The “Methods” section outlines the experimental design and analytical techniques employed in the study. The researchers utilized a quantitative approach, employing statistical analyses to evaluate the data collected from various experiments. Key methodologies included controlled trials, where variables were systematically manipulated to assess their effects on the outcomes of interest.

Data collection involved the use of standardized instruments to ensure reliability and validity. The analysis was conducted using software tools that facilitated the application of appropriate statistical tests, such as t-tests or ANOVA, to determine significant differences between groups. The section emphasizes the importance of replicability and transparency in the methods to allow for independent verification of the findings.

Results

The results from Experiments 1a, 2, 3, 4, and 5, which involved participants recruited from Prolific and were pre-registered, indicate varying levels of accuracy in identifying real and fabricated videos. Experiment 1a demonstrated that participants accurately identified real Presidential Deepfakes Data (PDD) videos and deepfakes at rates of 85% and 87%, respectively. In Experiment 2, the accuracy rates for identifying various video types were 86% for real PDD videos, 83% for enhanced PDD voice actor deepfakes, 72% for enhanced PDD text-to-speech deepfakes, 85% for real other videos, and 83% for other deepfakes.

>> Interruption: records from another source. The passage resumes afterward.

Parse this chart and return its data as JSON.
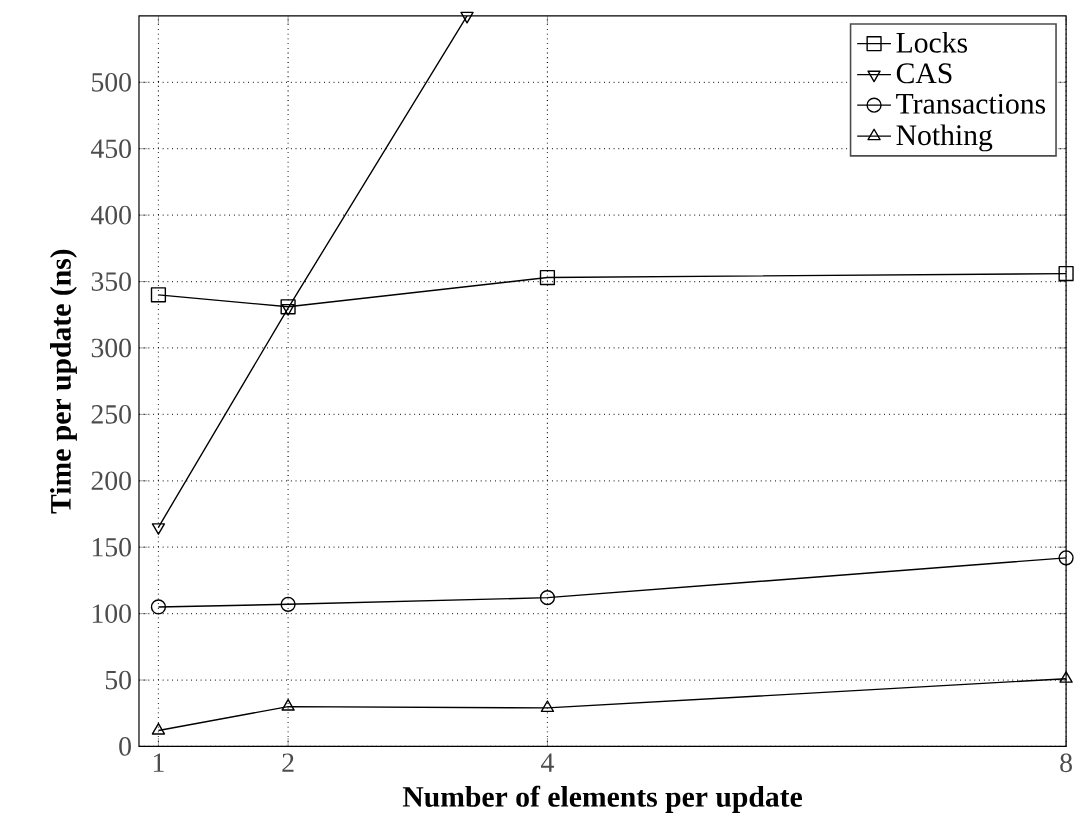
{
  "chart_data": {
    "type": "line",
    "xlabel": "Number of elements per update",
    "ylabel": "Time per update (ns)",
    "x": [
      1,
      2,
      4,
      8
    ],
    "xlim": [
      0.85,
      8
    ],
    "xticks": [
      1,
      2,
      4,
      8
    ],
    "ylim": [
      0,
      550
    ],
    "yticks": [
      0,
      50,
      100,
      150,
      200,
      250,
      300,
      350,
      400,
      450,
      500
    ],
    "grid": true,
    "legend": "top right",
    "line_style": "solid",
    "series": [
      {
        "name": "Locks",
        "color": "#000000",
        "marker": "square",
        "values": [
          340,
          331,
          353,
          356
        ]
      },
      {
        "name": "CAS",
        "color": "#000000",
        "marker": "triangle-down",
        "x": [
          1,
          2,
          3.38
        ],
        "values": [
          165,
          330,
          550
        ]
      },
      {
        "name": "Transactions",
        "color": "#000000",
        "marker": "circle",
        "values": [
          105,
          107,
          112,
          142
        ]
      },
      {
        "name": "Nothing",
        "color": "#000000",
        "marker": "triangle",
        "values": [
          12,
          30,
          29,
          51
        ]
      }
    ]
  }
}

These findings suggest that while participants performed significantly better than random guessing (which would yield 50% accuracy), their ability to identify enhanced PDD text-to-speech deepfakes was notably lower, indicating a challenge in distinguishing these specific deepfakes compared to other stimuli. Overall, the results highlight the varying effectiveness of human participants in detecting deepfake technology across different video types.

Discussion

The discussion section of the paper presents findings from a series of experiments investigating how different media modalities affect participants’ ability to discern real from fabricated political speeches. Experiment 1a, involving 501 participants, revealed that accuracy in identifying the authenticity of speeches improved significantly with the addition of audio and visual elements, with video and audio combined yielding the highest accuracy at 86%. This trend was corroborated by Experiment 1b, which included 41,313 participants and showed similar results, albeit with slightly lower accuracy rates across modalities. Subsequent experiments (2-5) explored various factors, including the type of deepfake (text-to-speech vs. voice actor), the influence of base rates of misinformation, and the impact of participant engagement without explicit prompts about authenticity. Notably, participants demonstrated lower accuracy with text-to-speech deepfakes compared to voice actor deepfakes, and the presence of audio and video consistently enhanced discernment of fabricated content.

Overall, the research underscores the importance of multimodal communication in enhancing the public’s ability to identify misinformation, particularly in the context of political discourse. The findings challenge the simplistic “seeing is believing” narrative by showing that while visual and auditory cues can bolster the identification of both authentic and fabricated content, the effectiveness varies based on the type of media and the specific manipulations employed. The authors suggest that future research should explore additional contexts and types of deepfake manipulations to further understand the complexities of media effects on public perception.